Our craft moved in a wide arc towards the quay, where a score of power cruisers were being loaded by the townsfolk, and we came within some fifty yards of the prismatic jungle, the hatchwork of coloured bars across our clothes transforming us into a boatload of harlequins. There was a spontaneous round of laughter, more in relief than amusement. Then several arms pointed to the water-line, where we saw that the process had not affected the vegetation alone. Extending outwards for two or three yards from the bank were the long splinters of what appeared to be crystallizing water, the angular facets emitting a blue prismatic light washed by the wake from our craft. These splinters were growing in the water like crystals in a chemical solution, accreting more and more material to themselves, so that along the bank there was a congested mass of rhomboidal spears like the lengthening barbs of a reef.

Surprised by the extent of the phenomenon — I had expected, perhaps under the influence of the Lysenko theories, little more than an unusual plant disease, such as tobacco mosaic — I gazed up at the overhanging trees. Unmistakably each was still alive, its leaves and boughs filled with sap, and yet at the same time each was encased in a mass of crystalline tissue like an immense glac fruit. Everywhere the branches and fronds were encrusted by the same translucent lattice, through which the sunlight was refracted into rainbows of colour.

A hubbub of speculation broke out in our craft, during which only myself and the bearded man remained silent. For some reason I suddenly felt less concerned to find a so-called ‘scientific’ explanation for the strange phenomenon we had seen. The beauty of the spectacle had stirred my memory, and a thousand images of childhood, forgotten for nearly forty years, now filled my mind, recalling the paradisal world of one’s earliest years when everything seems illuminated by that prismatic light described so exactly by Wordsworth in his recollections of childhood. Since the death of my wife and threeyear-old daughter in a car accident ten years earlier I had deliberately repressed such feelings, and the vivid magical shore before us seemed to glow like the brief spring of my marriage.
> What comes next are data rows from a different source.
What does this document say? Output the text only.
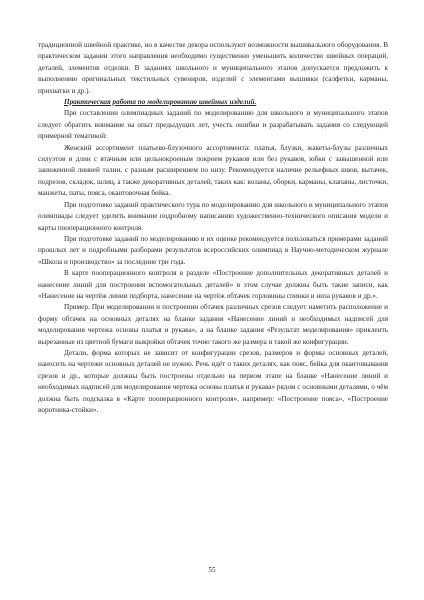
традиционной швейной практике, но в качестве декора используют возможности вышивального оборудования. В практическом задании этого направления необходимо существенно уменьшить количество швейных операций, деталей, элементов отделки. В заданиях школьного и муниципального этапов допускается предложить к выполнению оригинальных текстильных сувениров, изделий с элементами вышивки (салфетки, карманы, прихватки и др.).

Практическая работа по моделированию швейных изделий.

При составлении олимпиадных заданий по моделированию для школьного и муниципального этапов следует обратить внимание на опыт предыдущих лет, учесть ошибки и разрабатывать задания со следующей примерной тематикой:

Женский ассортимент платьево-блузочного ассортимента: платья, блузки, жакеты-блузы различных силуэтов и длин с втачным или цельнокроеным покроем рукавов или без рукавов, юбки с завышенной или заниженной линией талии, с разным расширением по низу. Рекомендуется наличие рельефных швов, вытачек, подрезов, складок, шлиц, а также декоративных деталей, таких как: воланы, оборки, карманы, клапаны, листочки, манжеты, паты, пояса, окантовочная бейка.

При подготовке заданий практического тура по моделированию для школьного и муниципального этапов олимпиады следует уделить внимание подробному написанию художественно-технического описания модели и карты пооперационного контроля.

При подготовке заданий по моделированию и их оценке рекомендуется пользоваться примерами заданий прошлых лет и подробными разборами результатов всероссийских олимпиад в Научно-методическом журнале «Школа и производство» за последние три года.

В карте пооперационного контроля в разделе «Построение дополнительных декоративных деталей и нанесение линий для построения вспомогательных деталей» в этом случае должны быть такие записи, как «Нанесение на чертёж линии подборта, нанесение на чертёж обтачек горловины спинки и низа рукавов и др.».

Пример. При моделировании и построении обтачек различных срезов следует наметить расположение и форму обтачек на основных деталях на бланке задания «Нанесение линий и необходимых надписей для моделирования чертежа основы платья и рукава», а на бланке задания «Результат моделирования» приклеить вырезанные из цветной бумаги выкройки обтачек точно такого же размера и такой же конфигурации.

Детали, форма которых не зависит от конфигурации срезов, размеров и формы основных деталей, наносить на чертежи основных деталей не нужно. Речь идёт о таких деталях, как пояс, бейка для окантовывания срезов и др., которые должны быть построены отдельно на первом этапе на бланке «Нанесение линий и необходимых надписей для моделирования чертежа основы платья и рукава» рядом с основными деталями, о чём должна быть подсказка в «Карте пооперационного контроля», например: «Построение пояса», «Построение воротника-стойки».

55
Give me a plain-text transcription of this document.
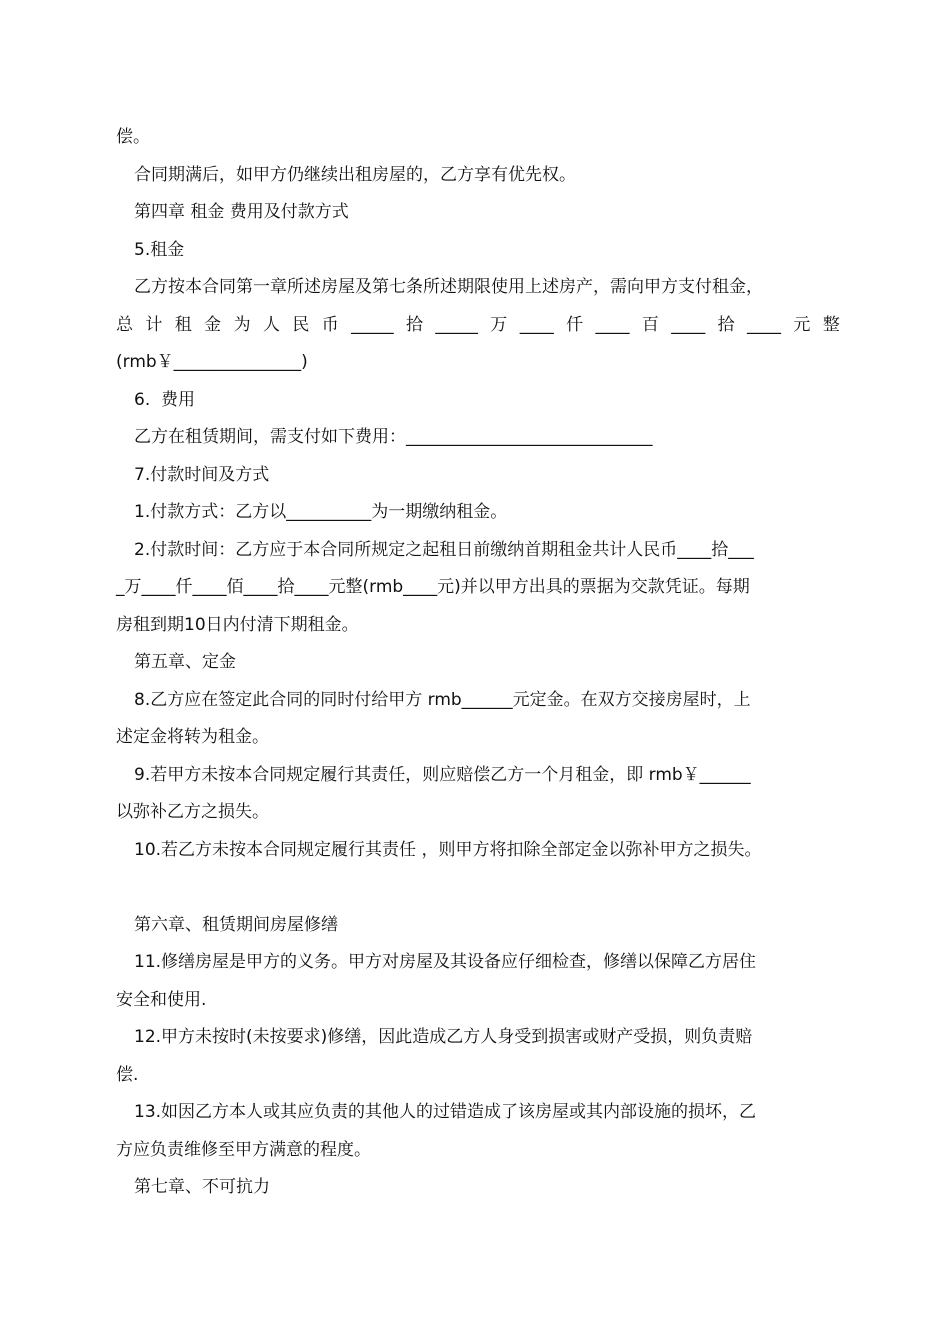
偿。

合同期满后，如甲方仍继续出租房屋的，乙方享有优先权。

第四章 租金 费用及付款方式

5.租金

乙方按本合同第一章所述房屋及第七条所述期限使用上述房产，需向甲方支付租金，

总 计 租 金 为 人 民 币 _____ 拾 _____ 万 ____ 仟 ____ 百 ____ 拾 ____ 元 整

(rmb￥_______________)

6.  费用

乙方在租赁期间，需支付如下费用：_____________________________

7.付款时间及方式

1.付款方式：乙方以__________为一期缴纳租金。

2.付款时间：乙方应于本合同所规定之起租日前缴纳首期租金共计人民币____拾___

_万____仟____佰____拾____元整(rmb____元)并以甲方出具的票据为交款凭证。每期

房租到期10日内付清下期租金。

第五章、定金

8.乙方应在签定此合同的同时付给甲方 rmb______元定金。在双方交接房屋时，上

述定金将转为租金。

9.若甲方未按本合同规定履行其责任，则应赔偿乙方一个月租金，即 rmb￥______

以弥补乙方之损失。

10.若乙方未按本合同规定履行其责任 ，则甲方将扣除全部定金以弥补甲方之损失。

第六章、租赁期间房屋修缮

11.修缮房屋是甲方的义务。甲方对房屋及其设备应仔细检查，修缮以保障乙方居住

安全和使用.

12.甲方未按时(未按要求)修缮，因此造成乙方人身受到损害或财产受损，则负责赔

偿.

13.如因乙方本人或其应负责的其他人的过错造成了该房屋或其内部设施的损坏，乙

方应负责维修至甲方满意的程度。

第七章、不可抗力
But the presence of so many soldiers and military vehicles, and the wan-faced townsfolk evacuating their homes, ensured that the little enclave of the transfigured forest — by comparison the remainder of the Everglades basin seemed a drab accumulation of peat, muck and marls — would soon be obliterated, the crystal trees dismembered and carried away to a hundred antiseptic laboratories.

At the front of the landing craft the first passengers began to debark. A hand touched my arm, and the white-suited man, apparently aware of my mood, pointed with a smile at the sleeve of his suit, as if encouraging me. To my astonishment a faint multicoloured dappling still remained, despite the shadows of the people getting to their feet around us, as if the light from the forest had contaminated the fabric and set off the process anew. ‘What on — ? Wait!’ I called. ‘Your suit!’

But before I could speak to him he stood up and hurried down the gangway, the last pale shimmer from his suit disappearing along the crowded quay.